The Future Happens Twice

Author:

Matt Browne

Publisher:

Athena Press

ISBN:

Paperback ISBN(s): 1-84401-850-X

series:

The Perennial Project

Rating:

7

Review:

The purpose of genre is to give the customer some basic idea of the fiction or nonfiction category the book falls in. This makes it easier for them to find it on the bookshelf. From there it's usually the fight of the well-known author, or for that rare reader, inquisitive enough to traverse new territory, it might be the arresting cover, or the concise blurb inside the cover or on the back of the book. In the adult fiction category, there are your three basic genres: romance, mystery, and science fiction.

Science Fiction is primarily the genre of ideas. In Matt Browne's series The Perennial Project, his focus is on the movement of mankind to the stars. The first book, The Future Happens Twice explores the how and why we get to the stars. Why we go, is simply because to not do so, mankind will become extinct. Earth and the solar system can not last forever.

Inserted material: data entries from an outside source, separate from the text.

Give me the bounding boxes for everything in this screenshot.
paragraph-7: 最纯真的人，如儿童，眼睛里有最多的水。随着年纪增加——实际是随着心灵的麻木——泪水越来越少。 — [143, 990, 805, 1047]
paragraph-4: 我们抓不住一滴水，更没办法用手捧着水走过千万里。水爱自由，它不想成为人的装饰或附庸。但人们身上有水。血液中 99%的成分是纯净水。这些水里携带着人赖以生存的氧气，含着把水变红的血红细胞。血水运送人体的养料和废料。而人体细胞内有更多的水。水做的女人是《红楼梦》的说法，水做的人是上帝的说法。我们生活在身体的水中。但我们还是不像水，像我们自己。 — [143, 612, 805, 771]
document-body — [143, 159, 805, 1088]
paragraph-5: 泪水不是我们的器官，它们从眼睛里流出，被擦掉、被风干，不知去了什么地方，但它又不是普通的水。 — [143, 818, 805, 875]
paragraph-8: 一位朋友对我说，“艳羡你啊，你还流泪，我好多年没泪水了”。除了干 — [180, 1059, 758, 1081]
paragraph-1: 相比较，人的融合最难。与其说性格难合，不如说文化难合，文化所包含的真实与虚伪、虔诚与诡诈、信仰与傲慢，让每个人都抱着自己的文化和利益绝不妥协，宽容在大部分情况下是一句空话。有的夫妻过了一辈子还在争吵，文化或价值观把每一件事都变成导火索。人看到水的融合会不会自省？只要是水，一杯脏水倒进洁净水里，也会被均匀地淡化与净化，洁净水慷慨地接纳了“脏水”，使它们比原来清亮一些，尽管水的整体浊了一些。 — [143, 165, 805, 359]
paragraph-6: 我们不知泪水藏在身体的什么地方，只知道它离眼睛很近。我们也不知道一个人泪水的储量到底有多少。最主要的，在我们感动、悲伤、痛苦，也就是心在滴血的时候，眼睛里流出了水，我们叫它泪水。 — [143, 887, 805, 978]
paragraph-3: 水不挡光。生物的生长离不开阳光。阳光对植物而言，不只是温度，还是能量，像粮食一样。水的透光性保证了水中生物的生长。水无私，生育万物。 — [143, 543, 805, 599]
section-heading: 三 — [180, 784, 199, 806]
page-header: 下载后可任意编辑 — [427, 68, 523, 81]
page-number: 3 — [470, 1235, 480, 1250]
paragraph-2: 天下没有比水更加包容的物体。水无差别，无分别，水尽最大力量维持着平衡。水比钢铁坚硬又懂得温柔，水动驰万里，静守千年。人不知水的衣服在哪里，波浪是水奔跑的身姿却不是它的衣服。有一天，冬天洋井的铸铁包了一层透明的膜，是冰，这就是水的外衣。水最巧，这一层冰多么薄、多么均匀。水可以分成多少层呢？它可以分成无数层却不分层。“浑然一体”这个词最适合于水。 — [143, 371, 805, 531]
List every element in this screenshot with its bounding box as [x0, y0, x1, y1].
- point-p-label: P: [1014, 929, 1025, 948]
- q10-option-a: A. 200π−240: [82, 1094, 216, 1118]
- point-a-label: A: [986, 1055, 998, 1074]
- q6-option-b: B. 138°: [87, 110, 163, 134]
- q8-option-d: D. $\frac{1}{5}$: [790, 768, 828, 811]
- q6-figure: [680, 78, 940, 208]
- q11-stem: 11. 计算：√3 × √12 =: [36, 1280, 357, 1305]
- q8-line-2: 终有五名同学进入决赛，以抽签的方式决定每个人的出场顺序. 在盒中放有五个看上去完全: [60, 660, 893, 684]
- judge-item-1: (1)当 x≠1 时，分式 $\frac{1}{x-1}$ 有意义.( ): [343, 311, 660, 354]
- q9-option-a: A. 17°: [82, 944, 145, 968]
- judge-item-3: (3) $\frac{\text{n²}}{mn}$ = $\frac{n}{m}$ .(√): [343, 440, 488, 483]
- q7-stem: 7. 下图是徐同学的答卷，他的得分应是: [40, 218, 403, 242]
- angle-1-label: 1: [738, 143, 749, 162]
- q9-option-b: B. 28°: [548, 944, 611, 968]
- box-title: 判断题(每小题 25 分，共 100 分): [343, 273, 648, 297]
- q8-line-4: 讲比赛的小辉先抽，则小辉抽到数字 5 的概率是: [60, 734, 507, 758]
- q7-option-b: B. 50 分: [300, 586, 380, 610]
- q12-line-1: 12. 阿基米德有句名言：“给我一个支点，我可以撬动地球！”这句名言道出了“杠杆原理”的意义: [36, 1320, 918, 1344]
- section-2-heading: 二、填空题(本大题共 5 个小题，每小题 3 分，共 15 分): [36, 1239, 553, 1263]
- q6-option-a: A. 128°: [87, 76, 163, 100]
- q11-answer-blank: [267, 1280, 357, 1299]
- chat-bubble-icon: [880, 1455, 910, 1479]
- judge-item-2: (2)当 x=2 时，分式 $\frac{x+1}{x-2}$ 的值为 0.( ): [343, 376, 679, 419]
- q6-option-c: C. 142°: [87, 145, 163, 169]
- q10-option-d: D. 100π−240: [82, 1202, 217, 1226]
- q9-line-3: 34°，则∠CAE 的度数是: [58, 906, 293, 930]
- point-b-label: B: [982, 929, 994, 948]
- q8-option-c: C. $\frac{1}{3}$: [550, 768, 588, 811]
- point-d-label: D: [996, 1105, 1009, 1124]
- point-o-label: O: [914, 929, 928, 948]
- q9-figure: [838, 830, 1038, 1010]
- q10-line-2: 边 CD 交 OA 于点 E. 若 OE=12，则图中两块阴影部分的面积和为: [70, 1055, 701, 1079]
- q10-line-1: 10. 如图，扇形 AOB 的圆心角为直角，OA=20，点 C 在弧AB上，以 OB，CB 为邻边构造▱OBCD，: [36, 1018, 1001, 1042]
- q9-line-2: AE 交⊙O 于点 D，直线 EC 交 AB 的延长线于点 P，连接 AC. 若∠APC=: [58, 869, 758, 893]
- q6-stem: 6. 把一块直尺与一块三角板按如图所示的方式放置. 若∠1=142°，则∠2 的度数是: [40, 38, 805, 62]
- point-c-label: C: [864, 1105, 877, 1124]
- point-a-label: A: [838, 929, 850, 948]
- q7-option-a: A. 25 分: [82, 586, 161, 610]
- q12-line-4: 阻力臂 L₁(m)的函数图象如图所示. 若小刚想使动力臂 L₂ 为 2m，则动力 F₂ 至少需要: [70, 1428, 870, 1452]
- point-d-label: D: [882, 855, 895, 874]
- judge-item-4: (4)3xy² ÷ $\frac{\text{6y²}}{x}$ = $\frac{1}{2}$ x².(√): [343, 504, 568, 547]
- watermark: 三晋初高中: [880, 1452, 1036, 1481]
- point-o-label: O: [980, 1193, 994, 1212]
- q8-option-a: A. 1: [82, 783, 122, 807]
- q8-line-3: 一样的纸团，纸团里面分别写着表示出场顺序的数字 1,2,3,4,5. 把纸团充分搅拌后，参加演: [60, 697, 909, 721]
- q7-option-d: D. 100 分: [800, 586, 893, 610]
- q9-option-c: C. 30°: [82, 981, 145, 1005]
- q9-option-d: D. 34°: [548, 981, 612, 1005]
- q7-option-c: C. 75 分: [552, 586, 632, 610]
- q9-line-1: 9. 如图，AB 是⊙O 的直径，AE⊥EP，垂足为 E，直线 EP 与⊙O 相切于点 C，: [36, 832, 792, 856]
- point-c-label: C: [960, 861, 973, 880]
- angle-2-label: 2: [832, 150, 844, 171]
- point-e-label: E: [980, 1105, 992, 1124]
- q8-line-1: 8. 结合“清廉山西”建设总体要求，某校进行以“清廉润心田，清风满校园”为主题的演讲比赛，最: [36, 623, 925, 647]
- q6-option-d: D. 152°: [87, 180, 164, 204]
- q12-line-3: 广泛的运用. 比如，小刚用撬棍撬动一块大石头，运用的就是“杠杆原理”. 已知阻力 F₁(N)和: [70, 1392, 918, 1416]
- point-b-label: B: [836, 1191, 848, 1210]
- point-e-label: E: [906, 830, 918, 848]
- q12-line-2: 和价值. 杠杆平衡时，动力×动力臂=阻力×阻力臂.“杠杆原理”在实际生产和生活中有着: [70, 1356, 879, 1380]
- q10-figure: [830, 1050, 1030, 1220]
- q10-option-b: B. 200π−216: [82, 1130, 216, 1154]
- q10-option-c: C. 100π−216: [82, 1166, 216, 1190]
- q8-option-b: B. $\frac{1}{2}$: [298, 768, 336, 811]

Not using the usual leap of logic to travel with warped space, wormholes, or twisted fate, Browne uses something we use daily: languages. In this case, programming languages. Programming that will allow androids to thaw embryos, birth them with mechanical wombs, raise, and educated the children for arrival on the new world. That is a world forty eight thousand years away. No back-up for humans to come fix any problem, or turn to for resources.

The Future Happens Twice covers the vast effort of what it takes to make such a project successful; what it takes makes NASA look like a Garage Band.

Ethical boundaries are pushed as people's lives are unknowingly manipulated for data, gene, and possible psychosis. Who are the people that get involve in all this? Who are those that find out their lives are little more than that of a lab rat? These are the ideas and more that are explore extensively in The Future Happens Twice.

I gave The Future Happens Twice a seven point five only because I found the characters themselves flat. I am a reader who loves not only a juicy steak of an idea but characters I can really live with and in. I can appreciate the idea of a character to simply move the story idea and indeed this was the method of story telling for centuries. Being the modern sort of gal however, I prefer my characters to have more substance. I like to think I could meet them, and wonder what they'd be like to have tea with, or could I stand to be in a room with them? Would I want to smack them for a stupid move, hug them when they have trials, and cheer when they win? This is what pumps the heart. The ideas provide the frame, the structure, and the grandeur for the house. It is the characters however, that make it a home.